I looked at Chief Reginal, and I knew that it was true.
Reginal was gone, the thrill of battle having been too much for his overworked heart. As a core I should have been unfeeling about this, but the strangest thing was that I felt sad when I looked at his face. Reginal and I had begun our relationship in animosity, but we’d slowly warmed to each other.
I thought then of Namantep and her healing powers. Could I restore her, somehow?
No, I was grasping. Reginal was gone, and that was that.
Unless…
“Smit,” I said.
Galatee rubbed tears from her eyes. “Beno, we will deal with the duke later. I don’t have the energy.”
“Just one second.”
I floated over to Duke Smit who was standing up, swordless and surrounded by my kobolds and beetles.
“You’re an epochian,” I said.
“What of it?” answered the duke.
“See the goblin over there? You can bring him back.”
Smit shrugged. “If I had someone to feed on, yes.”
I looked around at Jahn’s Row, at the street filled with groaning, mortally wounded men. “I don’t think that would be a problem.”
“I have conditions,” said Smit. “I will bring the goblin back. In return, you will let me go back to my fort, unhindered, where I will collect my children and leave. You will never see me again.”
“You don’t have enough bargaining power to impose terms.”
“Ah. You expect me to perform this act from the goodness of my heart?”
“I don’t expect anything of the sort. I think a nice round of torture might make you more helpful.”

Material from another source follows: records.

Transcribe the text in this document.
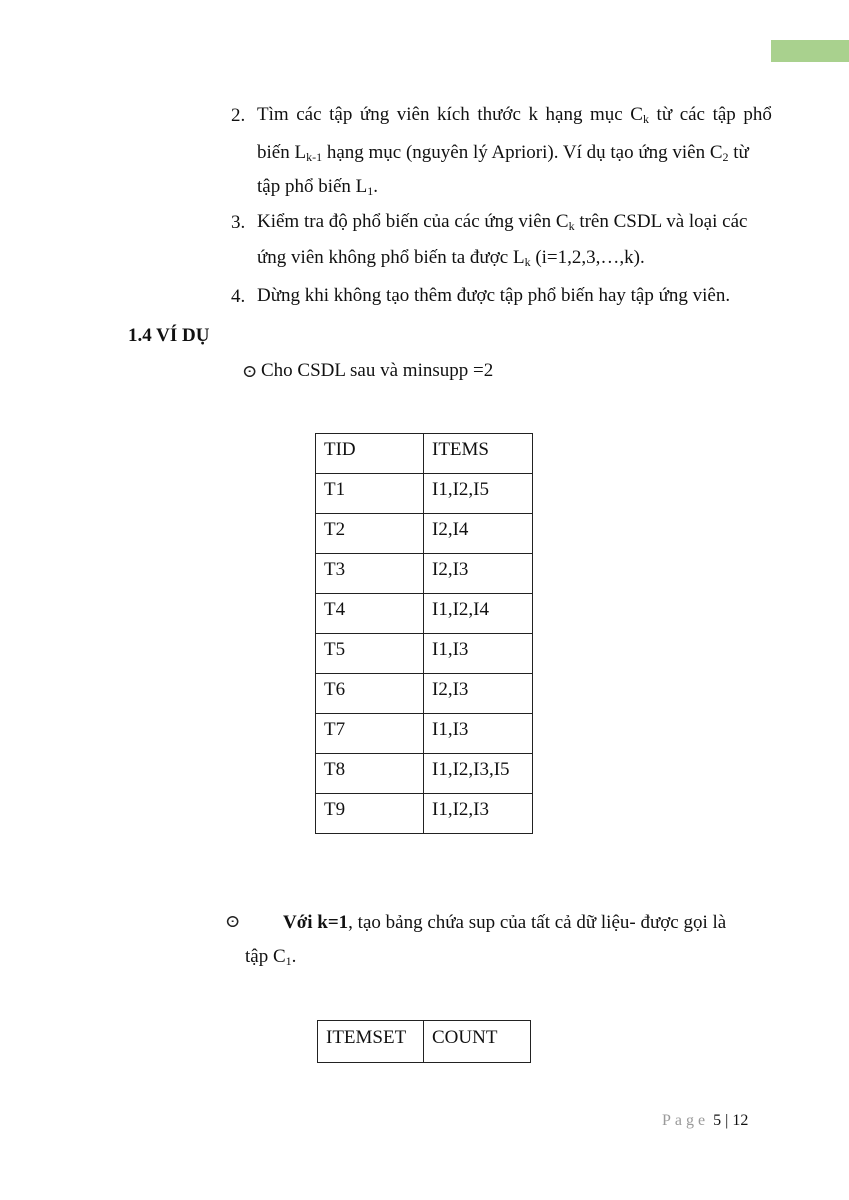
2. Tìm các tập ứng viên kích thước k hạng mục $C_k$ từ các tập phổ
biến $L_{k-1}$ hạng mục (nguyên lý Apriori). Ví dụ tạo ứng viên $C_2$ từ
tập phổ biến $L_1$.
3. Kiểm tra độ phổ biến của các ứng viên $C_k$ trên CSDL và loại các
ứng viên không phổ biến ta được $L_k$ (i=1,2,3,…,k).
4. Dừng khi không tạo thêm được tập phổ biến hay tập ứng viên.
1.4 VÍ DỤ
ⵙ Cho CSDL sau và minsupp =2
TID	ITEMS
T1	I1,I2,I5
T2	I2,I4
T3	I2,I3
T4	I1,I2,I4
T5	I1,I3
T6	I2,I3
T7	I1,I3
T8	I1,I2,I3,I5
T9	I1,I2,I3
ⵙ Với k=1, tạo bảng chứa sup của tất cả dữ liệu- được gọi là
tập $C_1$.
ITEMSET	COUNT
Page 5 | 12
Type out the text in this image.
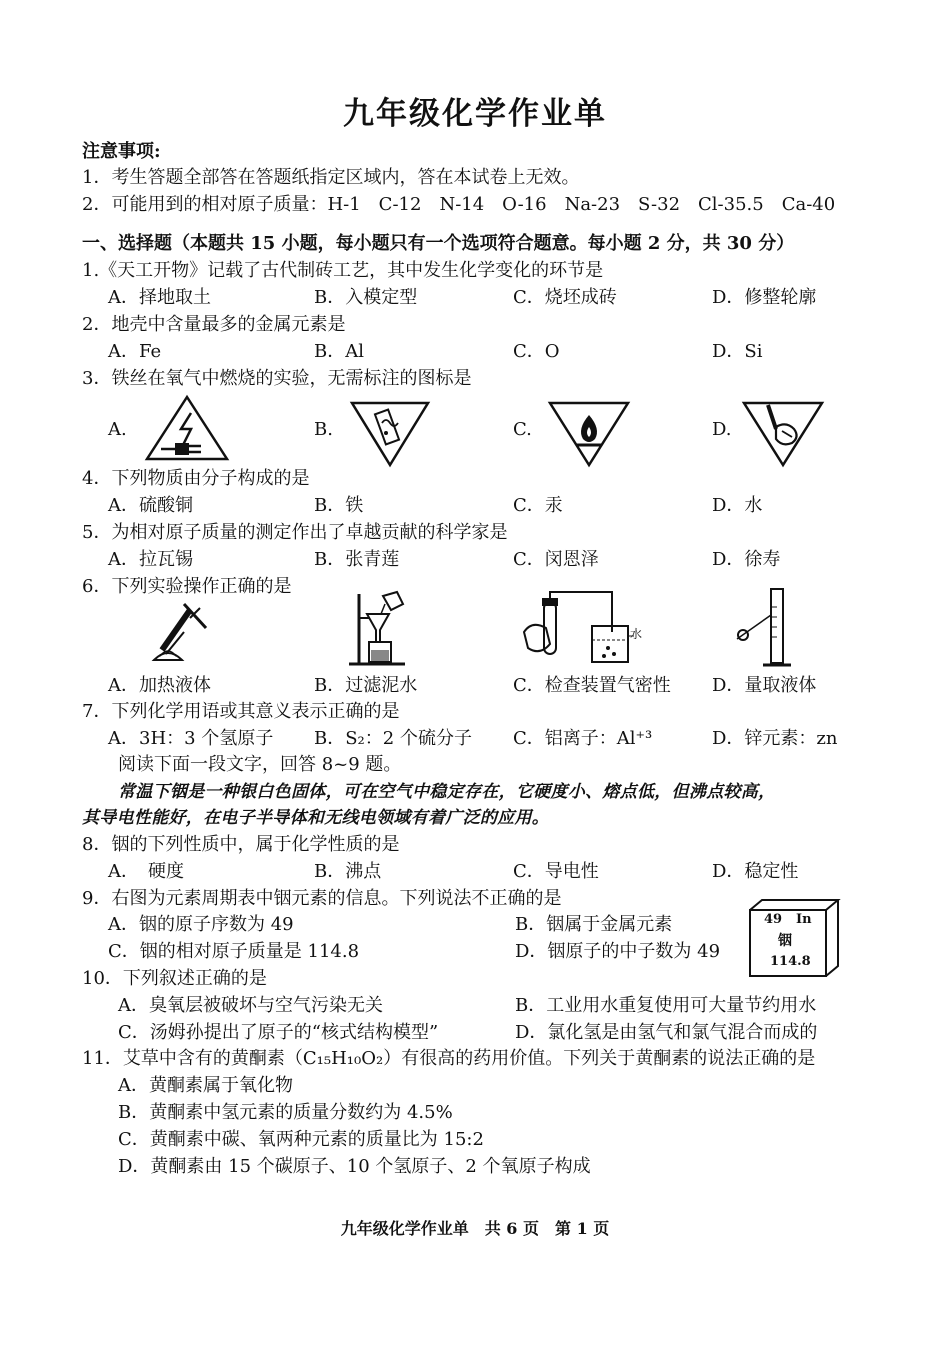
九年级化学作业单
注意事项:
1．考生答题全部答在答题纸指定区域内，答在本试卷上无效。
2．可能用到的相对原子质量：H-1　C-12　N-14　O-16　Na-23　S-32　Cl-35.5　Ca-40
一、选择题（本题共 15 小题，每小题只有一个选项符合题意。每小题 2 分，共 30 分）
1.《天工开物》记载了古代制砖工艺，其中发生化学变化的环节是
A．择地取土	B．入模定型	C．烧坯成砖	D．修整轮廓
2．地壳中含量最多的金属元素是
A．Fe	B．Al	C．O	D．Si
3．铁丝在氧气中燃烧的实验，无需标注的图标是
A.	B.	C.	D.
4．下列物质由分子构成的是
A．硫酸铜	B．铁	C．汞	D．水
5．为相对原子质量的测定作出了卓越贡献的科学家是
A．拉瓦锡	B．张青莲	C．闵恩泽	D．徐寿
6．下列实验操作正确的是
水
A．加热液体	B．过滤泥水	C．检查装置气密性 D．量取液体
7．下列化学用语或其意义表示正确的是
A．3H：3 个氢原子 B．S₂：2 个硫分子 C．铝离子：Al⁺³	D．锌元素：zn
阅读下面一段文字，回答 8~9 题。
常温下铟是一种银白色固体，可在空气中稳定存在，它硬度小、熔点低，但沸点较高，
其导电性能好，在电子半导体和无线电领域有着广泛的应用。
8．铟的下列性质中，属于化学性质的是
A．　硬度	B．沸点	C．导电性	D．稳定性
9．右图为元素周期表中铟元素的信息。下列说法不正确的是
A．铟的原子序数为 49	B．铟属于金属元素
C．铟的相对原子质量是 114.8	D．铟原子的中子数为 49
49 In
铟
114.8
10．下列叙述正确的是
A．臭氧层被破坏与空气污染无关	B．工业用水重复使用可大量节约用水
C．汤姆孙提出了原子的“核式结构模型”	D．氯化氢是由氢气和氯气混合而成的
11．艾草中含有的黄酮素（C₁₅H₁₀O₂）有很高的药用价值。下列关于黄酮素的说法正确的是
A．黄酮素属于氧化物
B．黄酮素中氢元素的质量分数约为 4.5%
C．黄酮素中碳、氧两种元素的质量比为 15:2
D．黄酮素由 15 个碳原子、10 个氢原子、2 个氧原子构成
九年级化学作业单　共 6 页　第 1 页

“How long do you expect it would take for your torture to work?” asked Smit. “A few hours? Longer? Certainly too long to be of any use to your friend. If you want my help, it must be now. Leave it too long, and I cannot roll time back far enough.”
“You expect me to bargain with you?”
“Unless you’d prefer that the goblin stays dead?”
“You came to our town and slaughtered half the townsfolk. We didn’t provoke you. We had barely heard of you until you started sending your letters.”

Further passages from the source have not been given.